"I suppose you did deprive yourself of the virtuous glow of self-satisfaction," Suydam admitted. "But that virtuous glow is too cheap to be valuable. If we want to help our neighbor really, we must practise self-sacrifice, and not purchase an inexpensive self-gratification at the cost of his self-respect."

"I should feel as though I wasn't spending Christmas if I didn't give away something," she protested.

"Exactly," he returned. "You haven't yet freed yourself from the pestilent influence of Dickens, though you have much more sense, too, than nine women out of ten. You have blindly followed the belief that you ought to give for your own sake, without thinking whether it was best for the beggar to receive. Dickens's Christmas stories are now breeding their third generation of paupers; and I doubt if we can convince the broad public of the absurdity of his sociology in another half-century. It takes science to solve problems; hysteric emotionalism won't do it."

"You don't think all the beggars I saw to-day were humbugs, do you?" she asked.
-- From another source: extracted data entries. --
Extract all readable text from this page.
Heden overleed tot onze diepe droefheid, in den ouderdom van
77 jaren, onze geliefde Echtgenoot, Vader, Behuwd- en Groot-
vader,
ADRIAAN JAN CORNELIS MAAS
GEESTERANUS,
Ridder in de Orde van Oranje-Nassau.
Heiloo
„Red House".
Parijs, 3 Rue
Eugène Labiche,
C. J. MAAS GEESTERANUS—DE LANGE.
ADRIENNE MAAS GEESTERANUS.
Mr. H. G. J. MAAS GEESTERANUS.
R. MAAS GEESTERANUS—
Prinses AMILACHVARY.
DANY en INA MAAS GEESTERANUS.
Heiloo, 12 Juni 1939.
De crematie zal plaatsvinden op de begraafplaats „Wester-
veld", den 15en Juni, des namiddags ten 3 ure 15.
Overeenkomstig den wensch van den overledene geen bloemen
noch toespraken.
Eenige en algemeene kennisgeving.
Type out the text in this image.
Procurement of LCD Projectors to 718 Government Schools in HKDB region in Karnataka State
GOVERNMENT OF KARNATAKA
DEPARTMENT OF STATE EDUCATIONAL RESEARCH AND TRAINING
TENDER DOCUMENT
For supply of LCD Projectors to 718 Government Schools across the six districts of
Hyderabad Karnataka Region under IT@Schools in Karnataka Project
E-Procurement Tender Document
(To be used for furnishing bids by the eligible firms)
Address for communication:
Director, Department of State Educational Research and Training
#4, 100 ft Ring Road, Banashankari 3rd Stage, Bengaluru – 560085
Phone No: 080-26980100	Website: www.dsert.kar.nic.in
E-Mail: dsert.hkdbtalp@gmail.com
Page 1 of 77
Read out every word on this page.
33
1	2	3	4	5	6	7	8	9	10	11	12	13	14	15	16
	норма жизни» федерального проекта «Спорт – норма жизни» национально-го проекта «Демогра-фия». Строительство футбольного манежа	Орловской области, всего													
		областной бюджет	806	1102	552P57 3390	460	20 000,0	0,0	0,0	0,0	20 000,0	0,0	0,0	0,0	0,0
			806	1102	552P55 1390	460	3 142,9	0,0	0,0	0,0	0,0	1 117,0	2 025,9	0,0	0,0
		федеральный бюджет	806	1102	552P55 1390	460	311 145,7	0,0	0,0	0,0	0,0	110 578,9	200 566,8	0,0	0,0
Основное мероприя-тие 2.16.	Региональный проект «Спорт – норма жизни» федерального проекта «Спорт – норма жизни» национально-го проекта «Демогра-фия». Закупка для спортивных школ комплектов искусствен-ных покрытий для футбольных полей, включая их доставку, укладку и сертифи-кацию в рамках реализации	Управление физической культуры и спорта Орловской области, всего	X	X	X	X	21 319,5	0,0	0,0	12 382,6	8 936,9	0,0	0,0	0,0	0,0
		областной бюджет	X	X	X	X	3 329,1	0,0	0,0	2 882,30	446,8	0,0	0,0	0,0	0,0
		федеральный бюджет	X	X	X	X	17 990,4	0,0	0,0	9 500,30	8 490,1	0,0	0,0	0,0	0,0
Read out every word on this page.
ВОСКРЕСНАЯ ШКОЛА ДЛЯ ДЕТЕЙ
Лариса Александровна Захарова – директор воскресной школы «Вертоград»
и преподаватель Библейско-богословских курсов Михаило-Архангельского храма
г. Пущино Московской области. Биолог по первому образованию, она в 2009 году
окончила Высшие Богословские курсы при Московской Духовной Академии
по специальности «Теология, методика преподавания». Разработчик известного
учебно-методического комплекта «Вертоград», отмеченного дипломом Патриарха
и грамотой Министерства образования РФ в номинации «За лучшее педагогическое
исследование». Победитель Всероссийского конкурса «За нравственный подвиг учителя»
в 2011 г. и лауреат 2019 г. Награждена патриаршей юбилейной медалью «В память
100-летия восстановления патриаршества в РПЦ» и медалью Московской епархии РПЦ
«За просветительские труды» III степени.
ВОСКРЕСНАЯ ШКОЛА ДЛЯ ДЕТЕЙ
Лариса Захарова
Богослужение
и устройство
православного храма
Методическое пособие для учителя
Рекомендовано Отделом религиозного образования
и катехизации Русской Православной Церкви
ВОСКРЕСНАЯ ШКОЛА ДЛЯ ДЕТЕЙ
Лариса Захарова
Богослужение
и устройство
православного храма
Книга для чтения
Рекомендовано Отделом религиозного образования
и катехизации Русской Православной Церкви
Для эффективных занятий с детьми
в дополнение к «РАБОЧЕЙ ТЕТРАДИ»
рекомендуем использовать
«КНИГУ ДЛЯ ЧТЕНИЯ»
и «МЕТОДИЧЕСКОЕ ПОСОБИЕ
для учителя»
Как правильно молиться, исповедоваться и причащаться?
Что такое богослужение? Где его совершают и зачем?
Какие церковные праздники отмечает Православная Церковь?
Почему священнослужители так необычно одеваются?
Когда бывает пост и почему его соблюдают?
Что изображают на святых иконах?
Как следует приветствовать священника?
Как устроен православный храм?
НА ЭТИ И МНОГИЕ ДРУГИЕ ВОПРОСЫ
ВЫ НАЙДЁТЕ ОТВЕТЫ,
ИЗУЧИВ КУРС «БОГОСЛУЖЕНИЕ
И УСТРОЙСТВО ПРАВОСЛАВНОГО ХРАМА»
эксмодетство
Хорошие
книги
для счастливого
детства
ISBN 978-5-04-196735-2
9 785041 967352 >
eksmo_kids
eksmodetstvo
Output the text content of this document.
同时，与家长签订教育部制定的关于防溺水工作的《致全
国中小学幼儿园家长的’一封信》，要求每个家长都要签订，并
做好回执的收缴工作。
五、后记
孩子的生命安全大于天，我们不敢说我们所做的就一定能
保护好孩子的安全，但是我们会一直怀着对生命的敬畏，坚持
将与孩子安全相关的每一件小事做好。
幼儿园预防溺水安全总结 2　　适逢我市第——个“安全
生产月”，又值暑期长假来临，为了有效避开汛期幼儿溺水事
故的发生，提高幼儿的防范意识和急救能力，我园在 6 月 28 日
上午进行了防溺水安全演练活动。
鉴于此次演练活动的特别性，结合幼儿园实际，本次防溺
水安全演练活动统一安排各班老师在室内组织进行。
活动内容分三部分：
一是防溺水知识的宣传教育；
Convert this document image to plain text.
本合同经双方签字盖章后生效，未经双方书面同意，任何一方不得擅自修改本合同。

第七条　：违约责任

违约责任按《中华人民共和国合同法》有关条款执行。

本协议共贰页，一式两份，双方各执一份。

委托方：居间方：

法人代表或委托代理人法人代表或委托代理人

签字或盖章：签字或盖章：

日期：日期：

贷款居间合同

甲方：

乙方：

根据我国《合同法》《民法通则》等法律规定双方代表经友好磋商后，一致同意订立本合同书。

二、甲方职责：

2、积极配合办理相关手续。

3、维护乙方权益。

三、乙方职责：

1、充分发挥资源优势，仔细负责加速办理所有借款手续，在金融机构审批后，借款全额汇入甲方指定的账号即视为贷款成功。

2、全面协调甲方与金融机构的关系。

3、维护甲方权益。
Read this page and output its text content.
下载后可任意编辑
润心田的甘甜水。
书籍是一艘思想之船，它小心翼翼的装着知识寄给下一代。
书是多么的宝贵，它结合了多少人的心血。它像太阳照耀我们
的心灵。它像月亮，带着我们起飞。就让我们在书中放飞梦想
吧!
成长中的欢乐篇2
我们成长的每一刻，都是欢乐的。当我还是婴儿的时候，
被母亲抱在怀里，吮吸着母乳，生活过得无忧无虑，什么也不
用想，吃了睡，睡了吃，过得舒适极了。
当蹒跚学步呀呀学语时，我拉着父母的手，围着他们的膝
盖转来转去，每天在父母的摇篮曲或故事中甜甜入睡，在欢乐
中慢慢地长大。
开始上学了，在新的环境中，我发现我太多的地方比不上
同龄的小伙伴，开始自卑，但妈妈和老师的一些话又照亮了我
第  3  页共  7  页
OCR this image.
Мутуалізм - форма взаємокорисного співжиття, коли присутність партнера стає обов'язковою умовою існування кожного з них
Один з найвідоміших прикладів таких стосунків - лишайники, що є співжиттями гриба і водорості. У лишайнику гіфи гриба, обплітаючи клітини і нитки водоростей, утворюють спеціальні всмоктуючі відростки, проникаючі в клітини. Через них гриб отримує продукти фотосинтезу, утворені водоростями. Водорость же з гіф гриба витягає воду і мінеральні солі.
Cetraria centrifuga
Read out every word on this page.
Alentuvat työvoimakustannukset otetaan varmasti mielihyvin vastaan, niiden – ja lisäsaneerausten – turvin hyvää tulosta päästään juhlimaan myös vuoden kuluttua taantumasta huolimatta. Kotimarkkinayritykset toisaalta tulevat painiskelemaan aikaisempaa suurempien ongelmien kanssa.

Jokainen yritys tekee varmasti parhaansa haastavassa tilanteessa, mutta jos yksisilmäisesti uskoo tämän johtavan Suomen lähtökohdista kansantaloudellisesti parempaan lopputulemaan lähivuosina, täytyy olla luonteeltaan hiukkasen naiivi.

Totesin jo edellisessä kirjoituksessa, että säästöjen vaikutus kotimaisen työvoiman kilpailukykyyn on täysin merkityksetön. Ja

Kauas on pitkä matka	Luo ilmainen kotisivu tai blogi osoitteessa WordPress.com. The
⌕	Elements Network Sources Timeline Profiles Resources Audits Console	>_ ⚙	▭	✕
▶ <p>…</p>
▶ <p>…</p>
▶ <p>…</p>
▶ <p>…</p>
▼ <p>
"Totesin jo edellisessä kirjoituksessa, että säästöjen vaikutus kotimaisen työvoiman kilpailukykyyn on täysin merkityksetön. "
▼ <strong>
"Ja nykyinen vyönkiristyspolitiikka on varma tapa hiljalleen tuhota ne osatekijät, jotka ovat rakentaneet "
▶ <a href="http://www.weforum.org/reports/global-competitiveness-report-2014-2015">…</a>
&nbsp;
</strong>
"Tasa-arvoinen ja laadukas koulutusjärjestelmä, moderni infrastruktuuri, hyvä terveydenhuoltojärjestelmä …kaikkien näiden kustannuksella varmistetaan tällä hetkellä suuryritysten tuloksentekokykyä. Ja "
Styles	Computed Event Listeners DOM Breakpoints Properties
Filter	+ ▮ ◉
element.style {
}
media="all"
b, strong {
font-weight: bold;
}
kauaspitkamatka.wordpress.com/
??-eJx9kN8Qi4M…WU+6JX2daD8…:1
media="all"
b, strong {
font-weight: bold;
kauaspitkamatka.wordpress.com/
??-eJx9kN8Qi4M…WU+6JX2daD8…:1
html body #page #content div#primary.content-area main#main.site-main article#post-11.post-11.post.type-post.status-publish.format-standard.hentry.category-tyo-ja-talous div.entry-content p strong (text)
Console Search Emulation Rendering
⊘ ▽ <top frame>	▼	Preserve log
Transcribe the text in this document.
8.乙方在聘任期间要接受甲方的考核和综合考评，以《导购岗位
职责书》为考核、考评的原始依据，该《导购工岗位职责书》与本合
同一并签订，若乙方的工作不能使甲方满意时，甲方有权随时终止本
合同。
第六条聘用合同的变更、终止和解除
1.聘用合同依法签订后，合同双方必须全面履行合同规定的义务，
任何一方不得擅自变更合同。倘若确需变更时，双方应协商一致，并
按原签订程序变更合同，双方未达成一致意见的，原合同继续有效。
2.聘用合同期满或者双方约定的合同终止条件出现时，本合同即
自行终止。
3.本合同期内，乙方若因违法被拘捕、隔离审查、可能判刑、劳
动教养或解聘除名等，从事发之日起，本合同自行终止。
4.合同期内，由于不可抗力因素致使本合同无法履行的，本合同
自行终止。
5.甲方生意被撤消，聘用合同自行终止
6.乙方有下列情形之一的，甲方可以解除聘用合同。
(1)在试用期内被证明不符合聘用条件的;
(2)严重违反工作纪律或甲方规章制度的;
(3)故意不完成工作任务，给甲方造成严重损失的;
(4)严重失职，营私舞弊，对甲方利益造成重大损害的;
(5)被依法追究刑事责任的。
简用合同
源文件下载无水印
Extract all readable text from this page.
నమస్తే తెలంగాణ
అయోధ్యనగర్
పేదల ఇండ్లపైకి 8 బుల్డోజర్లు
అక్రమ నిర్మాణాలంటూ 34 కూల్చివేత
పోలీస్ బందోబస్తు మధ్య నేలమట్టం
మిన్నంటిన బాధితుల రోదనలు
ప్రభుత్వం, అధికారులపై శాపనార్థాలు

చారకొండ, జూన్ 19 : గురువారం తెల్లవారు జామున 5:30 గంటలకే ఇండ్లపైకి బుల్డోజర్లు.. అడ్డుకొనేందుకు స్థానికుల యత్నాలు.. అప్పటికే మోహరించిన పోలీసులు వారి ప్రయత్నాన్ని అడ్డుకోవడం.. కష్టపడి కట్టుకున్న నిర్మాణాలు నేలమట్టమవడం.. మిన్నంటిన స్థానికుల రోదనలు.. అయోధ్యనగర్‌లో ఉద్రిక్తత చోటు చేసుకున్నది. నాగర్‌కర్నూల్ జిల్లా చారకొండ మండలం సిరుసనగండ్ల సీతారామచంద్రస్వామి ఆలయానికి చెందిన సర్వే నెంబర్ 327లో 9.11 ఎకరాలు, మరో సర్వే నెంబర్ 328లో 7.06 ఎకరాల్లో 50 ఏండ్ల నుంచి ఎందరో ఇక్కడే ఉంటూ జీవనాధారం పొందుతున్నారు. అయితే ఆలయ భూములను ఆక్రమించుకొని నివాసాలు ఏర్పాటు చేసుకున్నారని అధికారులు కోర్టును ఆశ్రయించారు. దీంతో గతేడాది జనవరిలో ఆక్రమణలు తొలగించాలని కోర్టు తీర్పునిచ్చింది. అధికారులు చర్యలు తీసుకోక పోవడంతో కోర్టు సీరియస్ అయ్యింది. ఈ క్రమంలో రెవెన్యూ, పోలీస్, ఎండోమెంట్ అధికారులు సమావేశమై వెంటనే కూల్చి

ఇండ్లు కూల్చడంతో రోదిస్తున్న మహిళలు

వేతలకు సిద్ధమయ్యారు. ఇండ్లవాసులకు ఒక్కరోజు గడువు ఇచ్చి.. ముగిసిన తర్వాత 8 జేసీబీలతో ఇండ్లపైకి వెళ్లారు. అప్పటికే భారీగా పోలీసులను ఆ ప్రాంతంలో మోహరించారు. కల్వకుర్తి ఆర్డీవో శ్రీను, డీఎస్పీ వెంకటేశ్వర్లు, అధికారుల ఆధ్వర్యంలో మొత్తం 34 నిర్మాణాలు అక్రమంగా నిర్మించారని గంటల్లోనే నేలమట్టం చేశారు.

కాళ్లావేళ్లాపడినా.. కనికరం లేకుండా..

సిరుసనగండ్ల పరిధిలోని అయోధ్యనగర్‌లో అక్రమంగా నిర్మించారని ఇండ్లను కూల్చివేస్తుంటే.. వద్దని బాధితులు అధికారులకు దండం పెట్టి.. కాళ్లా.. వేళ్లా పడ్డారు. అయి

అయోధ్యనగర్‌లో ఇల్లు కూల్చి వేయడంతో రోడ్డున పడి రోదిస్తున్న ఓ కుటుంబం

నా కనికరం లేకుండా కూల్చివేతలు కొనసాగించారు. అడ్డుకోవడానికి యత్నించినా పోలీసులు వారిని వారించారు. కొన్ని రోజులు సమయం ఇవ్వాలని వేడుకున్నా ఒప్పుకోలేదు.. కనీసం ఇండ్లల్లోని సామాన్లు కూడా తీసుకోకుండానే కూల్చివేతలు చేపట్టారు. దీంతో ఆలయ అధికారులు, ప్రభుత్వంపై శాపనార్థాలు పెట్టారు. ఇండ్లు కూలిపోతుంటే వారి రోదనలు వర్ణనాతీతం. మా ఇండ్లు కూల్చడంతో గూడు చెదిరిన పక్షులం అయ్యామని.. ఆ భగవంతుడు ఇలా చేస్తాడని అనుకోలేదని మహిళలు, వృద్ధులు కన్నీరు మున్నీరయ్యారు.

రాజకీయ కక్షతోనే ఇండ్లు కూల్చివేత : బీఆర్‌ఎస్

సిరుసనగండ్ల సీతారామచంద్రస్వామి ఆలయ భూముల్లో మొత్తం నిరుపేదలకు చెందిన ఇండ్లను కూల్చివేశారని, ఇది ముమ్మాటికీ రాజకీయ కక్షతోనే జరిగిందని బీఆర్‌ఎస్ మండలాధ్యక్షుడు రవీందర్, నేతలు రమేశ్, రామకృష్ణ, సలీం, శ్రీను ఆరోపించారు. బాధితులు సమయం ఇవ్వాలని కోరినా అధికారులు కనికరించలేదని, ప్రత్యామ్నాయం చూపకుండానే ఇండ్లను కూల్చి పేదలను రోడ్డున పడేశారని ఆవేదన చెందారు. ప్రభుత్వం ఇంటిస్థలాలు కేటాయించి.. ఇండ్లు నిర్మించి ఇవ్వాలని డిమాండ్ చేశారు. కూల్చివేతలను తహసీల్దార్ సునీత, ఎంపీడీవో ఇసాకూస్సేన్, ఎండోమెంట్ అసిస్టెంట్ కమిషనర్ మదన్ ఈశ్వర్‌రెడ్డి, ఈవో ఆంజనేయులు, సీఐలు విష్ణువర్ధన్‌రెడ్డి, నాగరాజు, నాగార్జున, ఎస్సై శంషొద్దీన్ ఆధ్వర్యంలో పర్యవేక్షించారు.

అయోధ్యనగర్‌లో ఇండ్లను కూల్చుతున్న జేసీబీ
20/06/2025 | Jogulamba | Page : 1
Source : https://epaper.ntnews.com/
"There isn't one chance in ten that any one of the half-dozen is really in need," he answered; "and probably five out of the six have taken to begging partly out of laziness, and partly because they can beg larger wages than they can earn honestly."

"But there was one old man; he must have been forty, at least," urged the girl, "who was positively starving. Why, just as I turned out of Broadway, I saw him spring down to the gutter and pick up a crust of bread and begin to eat it greedily. I felt in my pocket for my purse, of course, but a gentleman had seen it, too, and he went up to the man and talked to him and gave him a five-dollar bill. Now, there was a real case of distress, wasn't it?"

Suydam smiled, sadly. "The starving man was about forty, you say? Tall and thin, wasn't he, with a thin, pointed beard, and a mark on his right cheek?"

The girl looked at him in wonder. "Why, how did you know?" she cried.

"That's Scar-faced Charley," he answered.

"And is he a humbug, too?" she asked.